Exercise 4: Groupby Apply

The exercise is validated is all questions of the exercise are validated and if the for loop hasn't been used. The goal is to use groupby and apply.
The question 1 is validated if the output is:
        df = pd.DataFrame(range(1,11), columns=['sequence'])
        print(winsorize(df, [0.20, 0.80]).to_markdown())
|    |   sequence |
|---:|-----------:|
|  0 |        2.8 |
|  1 |        2.8 |
|  2 |        3   |
|  3 |        4   |
|  4 |        5   |
|  5 |        6   |
|  6 |        7   |
|  7 |        8   |
|  8 |        8.2 |
|  9 |        8.2 |
The question 2 is validated if the output is a Pandas Series or DataFrame with the first 11 rows equal to the output below. The code below give a solution.
|    |   sequence |
|---:|-----------:|
|  0 |       1.45 |
|  1 |       2    |
|  2 |       3    |
|  3 |       4    |
|  4 |       5    |
|  5 |       6    |
|  6 |       7    |
|  7 |       8    |
|  8 |       9    |
|  9 |       9.55 |
| 10 |      11.45 |
    def winsorize(df_series, quantiles):
    """
        df: pd.DataFrame or pd.Series
        quantiles: list [0.05, 0.95]

    """
    min_value = np.quantile(df_series, quantiles[0])
    max_value = np.quantile(df_series, quantiles[1])

    return df_series.clip(lower = min_value, upper = max_value)


    df.groupby("group")[['sequence']].apply(winsorize, [0.05,0.95])


Exercise 5: Groupby Agg

The question is validated if the output is as below.
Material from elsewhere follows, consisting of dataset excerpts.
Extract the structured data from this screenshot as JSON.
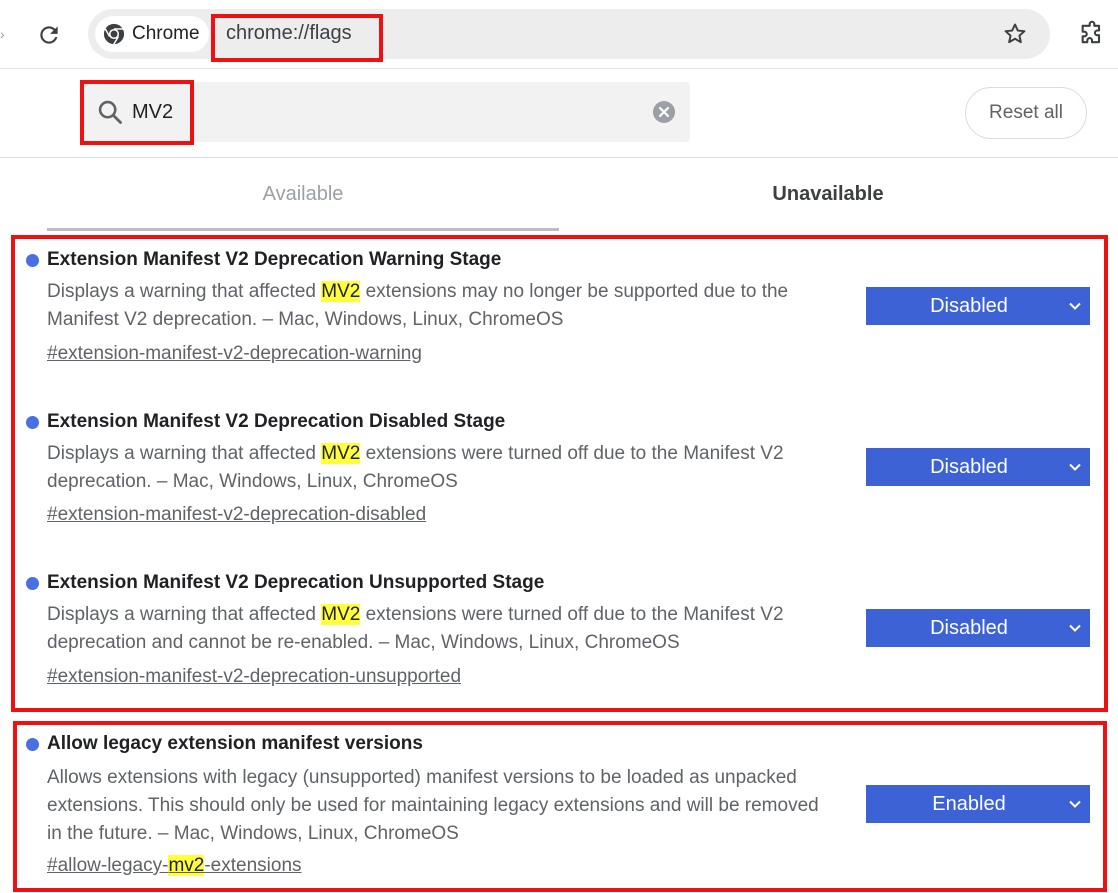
{
  "browser": {
    "chip_label": "Chrome",
    "url": "chrome://flags"
  },
  "search": {
    "value": "MV2",
    "placeholder": "Search flags"
  },
  "header": {
    "reset_label": "Reset all"
  },
  "tabs": [
    {
      "label": "Available"
    },
    {
      "label": "Unavailable"
    }
  ],
  "flags": [
    {
      "title": "Extension Manifest V2 Deprecation Warning Stage",
      "desc_before": "Displays a warning that affected ",
      "desc_highlight": "MV2",
      "desc_after": " extensions may no longer be supported due to the Manifest V2 deprecation. – Mac, Windows, Linux, ChromeOS",
      "link": "#extension-manifest-v2-deprecation-warning",
      "state": "Disabled"
    },
    {
      "title": "Extension Manifest V2 Deprecation Disabled Stage",
      "desc_before": "Displays a warning that affected ",
      "desc_highlight": "MV2",
      "desc_after": " extensions were turned off due to the Manifest V2 deprecation. – Mac, Windows, Linux, ChromeOS",
      "link": "#extension-manifest-v2-deprecation-disabled",
      "state": "Disabled"
    },
    {
      "title": "Extension Manifest V2 Deprecation Unsupported Stage",
      "desc_before": "Displays a warning that affected ",
      "desc_highlight": "MV2",
      "desc_after": " extensions were turned off due to the Manifest V2 deprecation and cannot be re-enabled. – Mac, Windows, Linux, ChromeOS",
      "link": "#extension-manifest-v2-deprecation-unsupported",
      "state": "Disabled"
    },
    {
      "title": "Allow legacy extension manifest versions",
      "desc": "Allows extensions with legacy (unsupported) manifest versions to be loaded as unpacked extensions. This should only be used for maintaining legacy extensions and will be removed in the future. – Mac, Windows, Linux, ChromeOS",
      "link_before": "#allow-legacy-",
      "link_highlight": "mv2",
      "link_after": "-extensions",
      "state": "Enabled"
    }
  ],
  "colors": {
    "accent": "#3c62d5",
    "dot": "#4a6fe3",
    "highlight": "#ffff3b",
    "annotation": "#ee1111"
  }
}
The columns don't have to be MultiIndex. A solution could be df.groupby('product').agg({'value':['min','max','mean']})
product ('value', 'min') ('value', 'max') ('value', 'mean')
chair 22.89 32.12 27.505
mobile phone 100 111.22 105.61
table 20.45 99.99 51.22


Exercise 6: Unstack

The question 1 is validated if the output is similar (as the values are generated randomly, it's obvious the audit doesn't require to match the values below) to what unstacked_df.head()returns:
| Date                |   ('Prediction', 'AAPL') |   ('Prediction', 'AMZN') |   ('Prediction', 'DAI') |   ('Prediction', 'FB') |   ('Prediction', 'GE') |
|:--------------------|-------------------------:|-------------------------:|------------------------:|-----------------------:|-----------------------:|
| 2021-01-01 00:00:00 |                 0.382312 |                -0.072392 |               -0.551167 |             -0.0585555 |                1.05955 |
| 2021-01-04 00:00:00 |                -0.560953 |                 0.503199 |               -0.79517  |             -3.23136   |                1.50271 |
| 2021-01-05 00:00:00 |                 0.211489 |                 1.84867  |                0.287906 |             -1.81119   |                1.20321 |
The question 2 is validated if the answer is: unstacked.plot(title = 'Stocks 2021'). The title can be anything else.